According to the authors of an abstract presented at the 2022 American Urogynecologic Society/International Urogynecologic Association’s 47th Annual Meeting held virtually and in-person in Austin, Texas from June 14-16, 2022, the use of dynamic MRI for pelvic organ prolapse is essential for pelvic reconstructive surgeons to properly counsel patients and interpret radiographic findings.
Concurrent pelvic organ prolapse and rectal prolapse occur at a rate of approximately 40%. Furthermore, especially with multi-compartmental prolapse, the authors advocate for a multidisciplinary approach in the workup and surgical management of these patients.
Dynamic pelvic MRI has become the main tool for posterior compartment diseases as a result of this comprehensive approach.
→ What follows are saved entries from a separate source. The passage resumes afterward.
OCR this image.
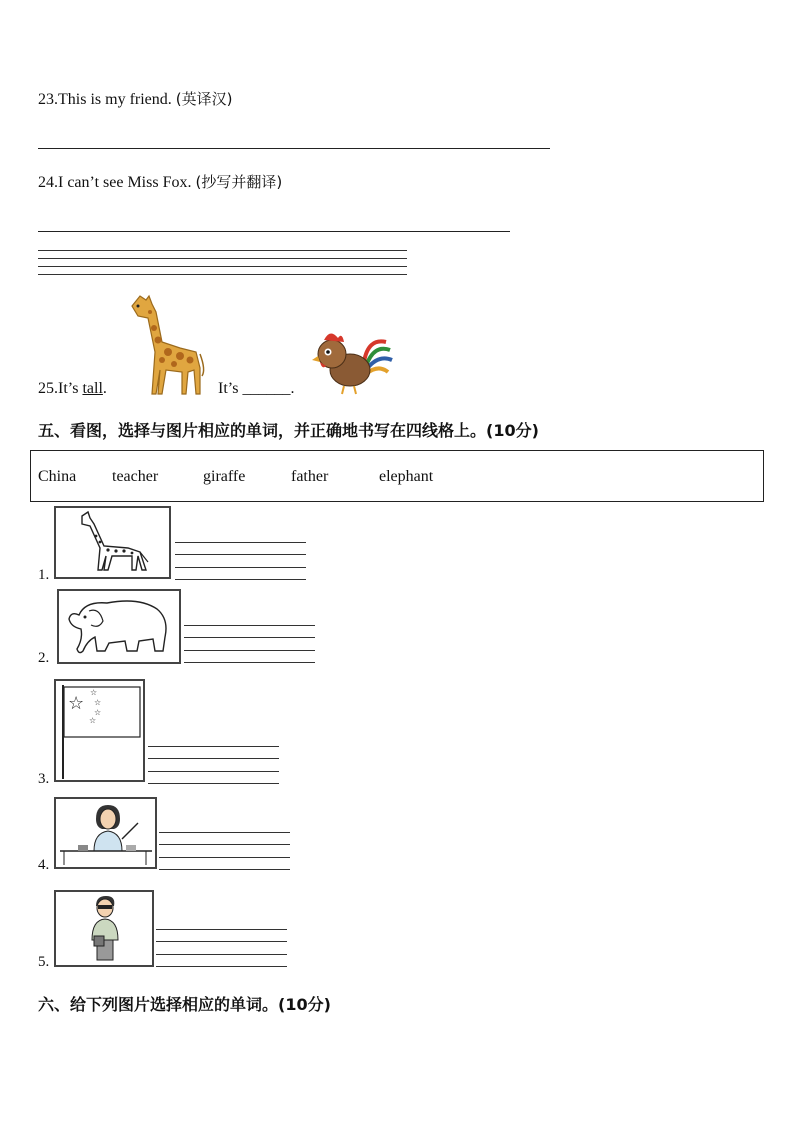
23.This is my friend. (英译汉)
24.I can’t see Miss Fox. (抄写并翻译)
25.It’s tall.	It’s ______.
五、看图，选择与图片相应的单词，并正确地书写在四线格上。(10分)
China teacher	giraffe	father	elephant
1.
2.
☆
☆
☆
☆
☆
3.
4.
5.
六、给下列图片选择相应的单词。(10分)
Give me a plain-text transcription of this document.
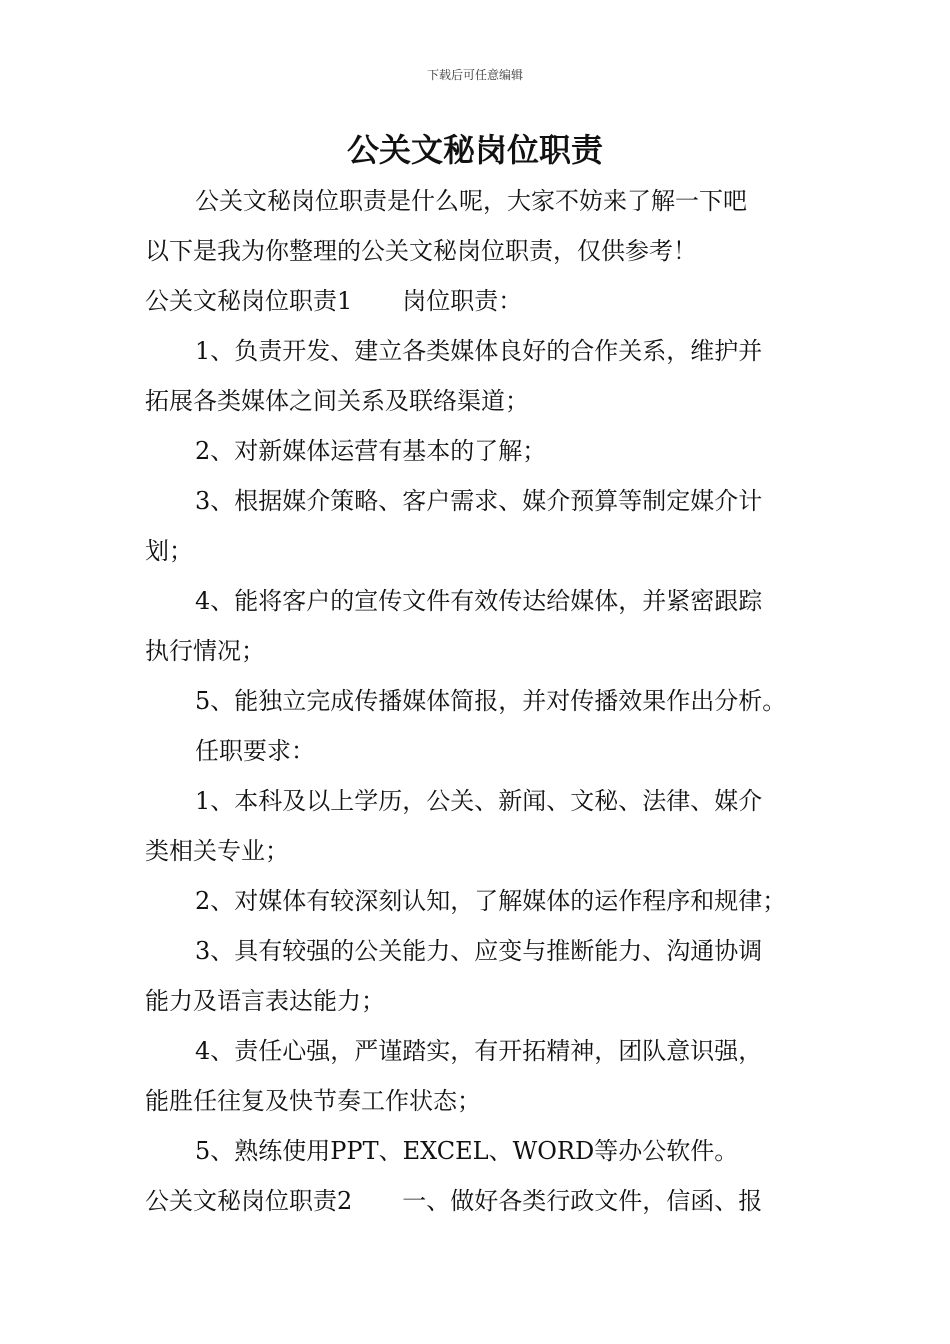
下载后可任意编辑
公关文秘岗位职责

公关文秘岗位职责是什么呢，大家不妨来了解一下吧

以下是我为你整理的公关文秘岗位职责，仅供参考！

公关文秘岗位职责1 岗位职责：

1、负责开发、建立各类媒体良好的合作关系，维护并

拓展各类媒体之间关系及联络渠道；

2、对新媒体运营有基本的了解；

3、根据媒介策略、客户需求、媒介预算等制定媒介计

划；

4、能将客户的宣传文件有效传达给媒体，并紧密跟踪

执行情况；

5、能独立完成传播媒体简报，并对传播效果作出分析。

任职要求：

1、本科及以上学历，公关、新闻、文秘、法律、媒介

类相关专业；

2、对媒体有较深刻认知，了解媒体的运作程序和规律；

3、具有较强的公关能力、应变与推断能力、沟通协调

能力及语言表达能力；

4、责任心强，严谨踏实，有开拓精神，团队意识强，

能胜任往复及快节奏工作状态；

5、熟练使用PPT、EXCEL、WORD等办公软件。

公关文秘岗位职责2 一、做好各类行政文件，信函、报
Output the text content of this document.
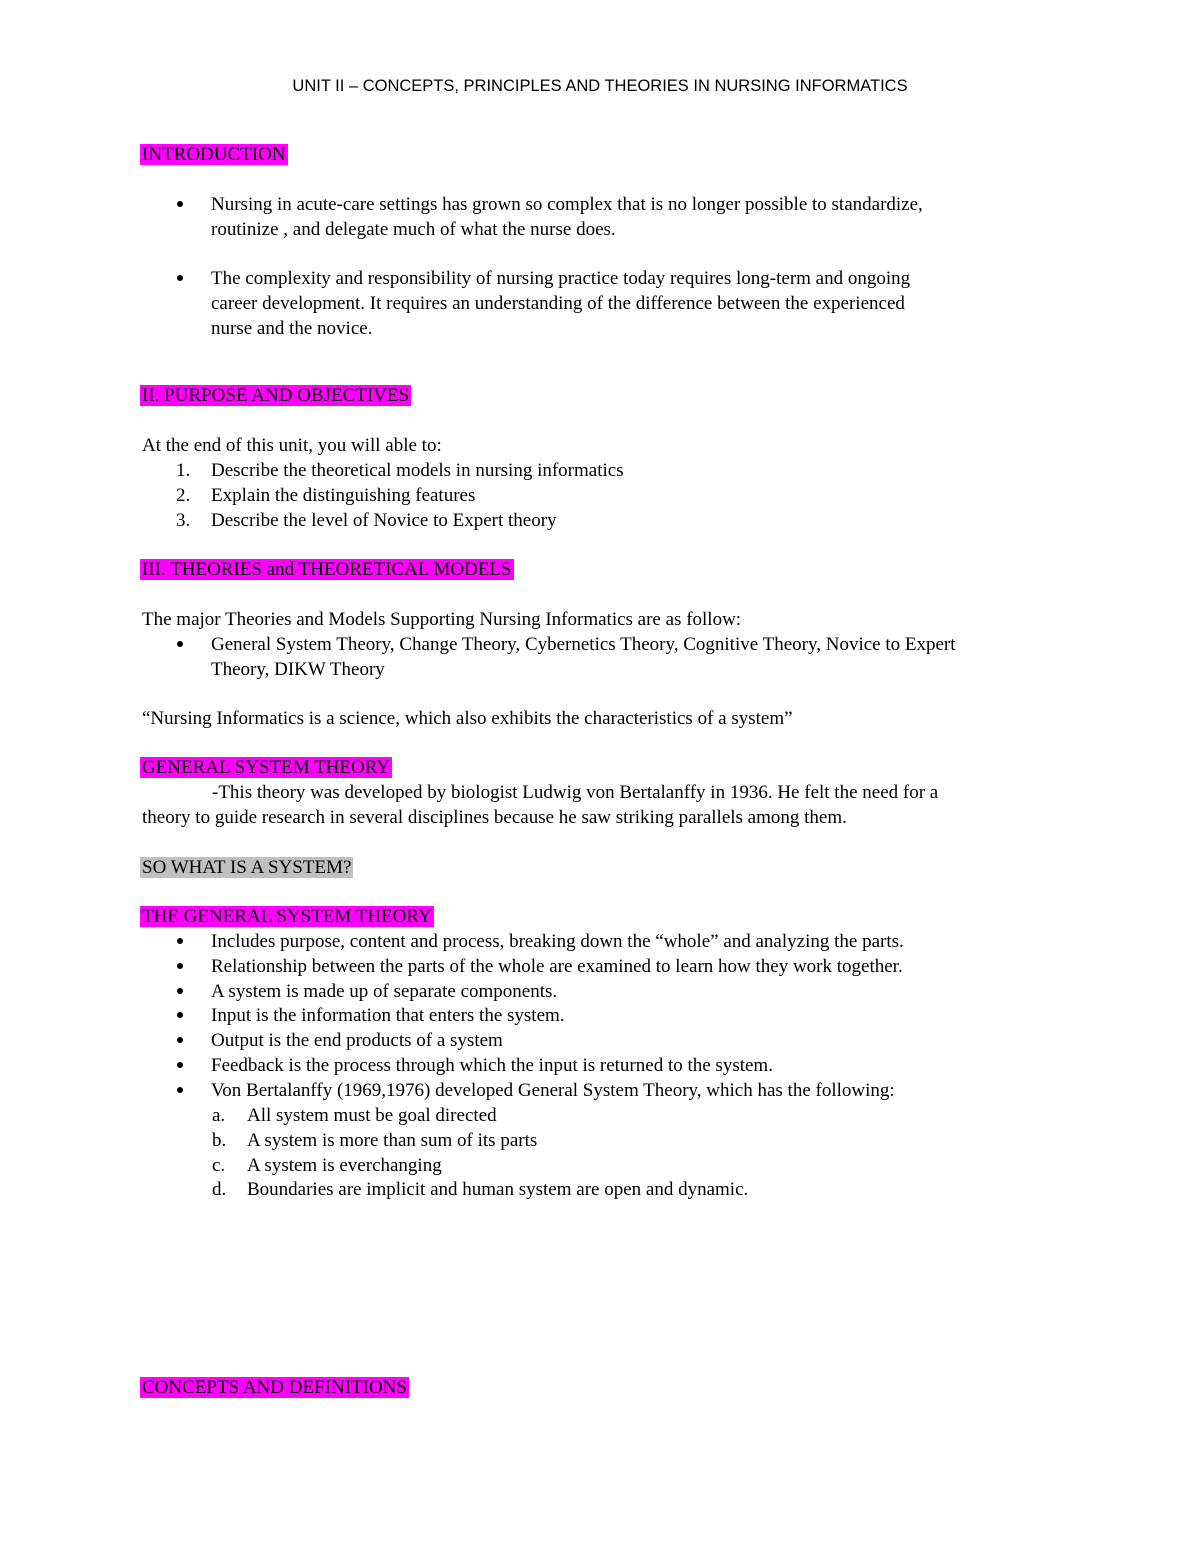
UNIT II – CONCEPTS, PRINCIPLES AND THEORIES IN NURSING INFORMATICS
INTRODUCTION
Nursing in acute-care settings has grown so complex that is no longer possible to standardize,
routinize , and delegate much of what the nurse does.
The complexity and responsibility of nursing practice today requires long-term and ongoing
career development. It requires an understanding of the difference between the experienced
nurse and the novice.
II. PURPOSE AND OBJECTIVES
At the end of this unit, you will able to:
1. Describe the theoretical models in nursing informatics
2. Explain the distinguishing features
3. Describe the level of Novice to Expert theory
III. THEORIES and THEORETICAL MODELS
The major Theories and Models Supporting Nursing Informatics are as follow:
General System Theory, Change Theory, Cybernetics Theory, Cognitive Theory, Novice to Expert
Theory, DIKW Theory
“Nursing Informatics is a science, which also exhibits the characteristics of a system”
GENERAL SYSTEM THEORY
-This theory was developed by biologist Ludwig von Bertalanffy in 1936. He felt the need for a
theory to guide research in several disciplines because he saw striking parallels among them.
SO WHAT IS A SYSTEM?
THE GENERAL SYSTEM THEORY
Includes purpose, content and process, breaking down the “whole” and analyzing the parts.
Relationship between the parts of the whole are examined to learn how they work together.
A system is made up of separate components.
Input is the information that enters the system.
Output is the end products of a system
Feedback is the process through which the input is returned to the system.
Von Bertalanffy (1969,1976) developed General System Theory, which has the following:
a. All system must be goal directed
b. A system is more than sum of its parts
c. A system is everchanging
d. Boundaries are implicit and human system are open and dynamic.
CONCEPTS AND DEFINITIONS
Furthermore, the authors cite a 2017 joint recommendation from the European Society of Urogenital Radiology and the European Society of Gastrointestinal and Abdominal Radiology that supports the use of dynamic pelvic MRI, as well as a 2021 consensus statement from the Pelvic Floor Disorders Consortium that recommends magnetic resonance defecography to spawn comprehensive guidance for all clinicians caring for patients with pelvic floor disorders.
The goal of this study was to determine the indications and preparations required for dynamic pelvic MRI, as well as to provide the basic knowledge needed for interpreting imaging with a clinical relevance to specific pelvic floor problems.
The study’s findings revealed that there were numerous lines for differentiating pelvic organ prolapse. The writers describe these lines as follows:
“Of all MRI-based reference locations, the pubococcygeal line has the highest inter- and intra-observer reliability.” At rest, it is acquired by drawing a line from the inferior border of the pubic symphysis to the last coccygeal joint in the mid-sagittal plane.”
“The “hiatus” or “H line” shows the antero-posterior breadth of the levator hiatus on a midsagittal picture and is obtained by drawing a line from the inferior border of the pubic symphysis to the posterior wall of the rectum at the level of the anorectal junction.”
“The’muscle’ or ‘M line’ reflects the vertical descent of the levator hiatus and runs perpendicular from the PCL to the most posterior portion of the H line.”
Furthermore, the authors propose that if the rectovaginal fascia is damaged, other tissues such as the small bowel, peritoneum, and sigmoid can herniate through the vagina.
Rectocele and rectal prolapse were also described as posterior compartment disorders. When the rectum prolapses distal to the external anal sphincter and is left untreated for as little as 2 years, the pudendal nerve can be permanently damaged, resulting in faecal incontinence even after surgery. In contrast to rectal prolapse, descending perineal syndrome is defined as an anorectal junction descent more than 2.5 cm from the pubococcygeal line (PCL).
According to the authors, another advantage of dynamic pelvic MRI is the ability to evaluate functional disorders such as paradoxical contraction of the puborectalis muscle. According to the study authors, this occurs when “the rectal angle does not alter or gets more acute and is also related with a lack of pelvic floor descent as well as protracted and incomplete evacuation.”